Naufrage, blessures graves, infarctus, repêchage de corps, crise suicidaire… Un tel événement traumatogène a lieu en haute mer, et c’est potentiellement tout l’équipage qui est susceptible de souffrir de conséquences psychiques. Le taux de prévalence de tels stress post-traumatiques est de 20 % environ chez les gens de mer. « C’est tout de même dix fois plus que la population générale, note Camille Jégo, psychologue et auteure d’un mémoire sur le sujet. Jusqu’à la création du Crapem (Centre ressources d’aide psychologique en mer), il n’existait aucune prise en charge spécifique à ce type de situations. L’idée, avec ce dispositif unique en France, c’est de pouvoir proposer un outil de soins en l’adaptant aux contraintes et aux spécificités du milieu maritime. » Instauré dans le but d’accompagner l’état de stress aigu et post-traumatique des marins, le dispositif a ainsi vu le jour en 2019 au sein du pôle Médecine et santé mentale de la cité sanitaire de Saint-Nazaire (44). D’abord portée uniquement par Camille Jégo, la structure s’est dotée, en septembre 2021, d’une équipe constituée de trois infirmières, dont deux à plein temps, et d’un médecin psychiatre à 50 % ; ce qui lui a permis de se consacrer au suivi global de la souffrance psychique. « Aujourd’hui, nous partageons notre temps entre les appels d’urgence et les consultations programmées pour traiter des personnes souffrant d’un burnout, par exemple, ou victimes de harcèlement, mais aussi les proches de marins », précise Agnès Bihouix, infirmière détachée à 50 % par l’ENPS (Equipe nazairienne de prévention du suicide).
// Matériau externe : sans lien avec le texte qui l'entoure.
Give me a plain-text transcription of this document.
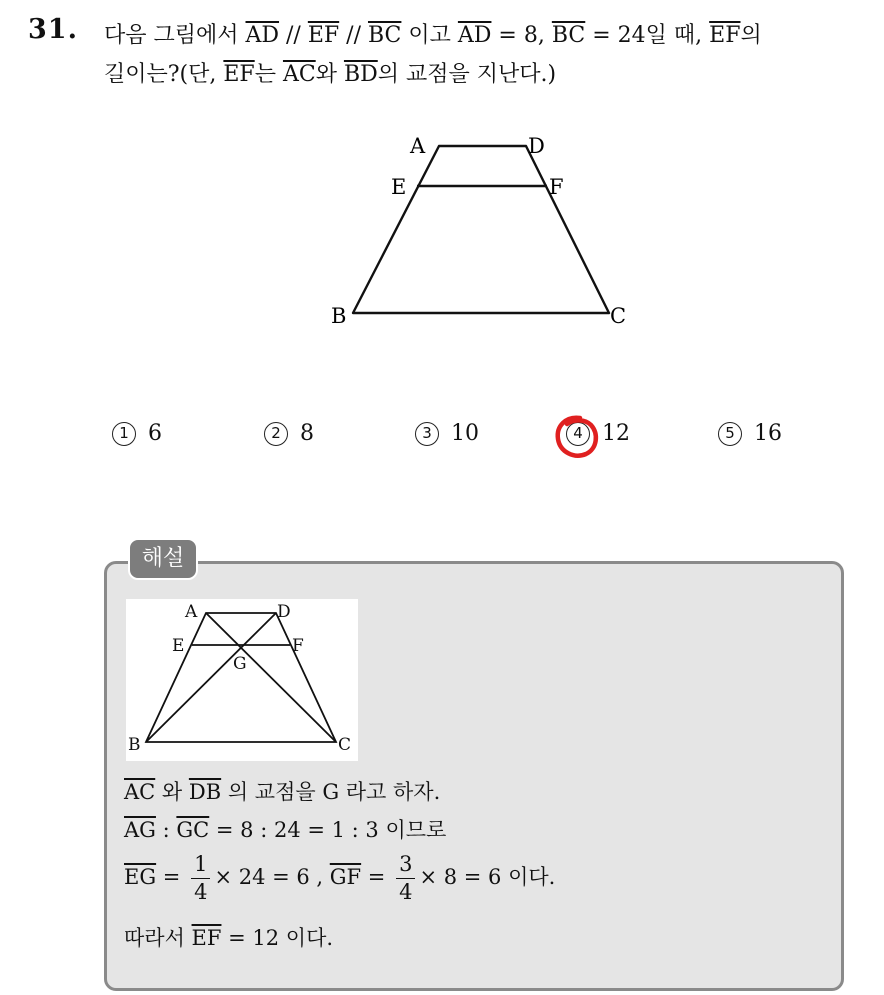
31. 다음 그림에서 $\overline{AD} // \overline{EF} // \overline{BC}$ 이고 $\overline{AD} = 8$, $\overline{BC} = 24$일 때, $\overline{EF}$의
길이는?(단, $\overline{EF}$는 $\overline{AC}$와 $\overline{BD}$의 교점을 지난다.)
A	D
E	F
B	C
1 6	2 8	3 10	4 12	5 16
해설
A	D
E	F
G
B	C
$\overline{AC}$ 와 $\overline{DB}$ 의 교점을 G 라고 하자.
$\overline{AG}$ : $\overline{GC} = 8$ : 24 = 1 : 3 이므로
$\overline{EG} = \frac{1}{4} \times 24 = 6$ , $\overline{GF} = \frac{3}{4} \times 8 = 6$ 이다.
따라서 $\overline{EF} = 12$ 이다.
En mer ou à quai, le soutien psychologique n’est toutefois pas le même. Il faut ainsi tenir compte d’un certain nombre de particularités liées à l’exercice en mer. Ambiance à bord, temps d’embarquement, personnel navigant sensibilisé… Autant d’éléments qui ont leur importance lorsqu’un membre de l’équipage est en crise. D’où la nécessité de pouvoir joindre des professionnels aguerris à cette clinique particulière. « Les marins peuvent nous appeler de n’importe où dans le monde. On évalue leur état, on donne notre avis en termes d’expertise psychiatrique, on juge si le soutien téléphonique peut suffire et, s’il faut débarquer la personne, on la met en lien avec le Samu maritime dont c’est la mission », précise Julia Benoît, l’une des deux infirmières à temps complet dans le service. À terre, les interventions sont principalement réalisées par les CUMP (cellules d’urgence médicopsychologique), présentes sur l’ensemble du territoire français, toujours en accord avec l’équipe du Crapem chargée de coordonner les opérations. Bien que récent, le dispositif s’est en effet inscrit rapidement dans le maillage maritime. C’est là une de ses forces, mais surtout un impératif pour pouvoir répondre aux demandes qui proviennent de toutes les côtes françaises. « Il peut arriver que nous soyons sollicités simultanément sur plusieurs situations. Charge à nous de coordonner les soins avec les acteurs de la région déjà en place », témoigne Agnès Bihouix. Une mission de coordination d’autant plus essentielle que les professionnels du Crapem n’ont pas vocation à se déplacer. « Bien sûr, si l’événement se produit à Saint-Nazaire, comme c’est arrivé au début de cette année, on peut aller débriefer l’équipage sur place, mais le reste du temps, tout passe par le téléphone », poursuit l’infirmière.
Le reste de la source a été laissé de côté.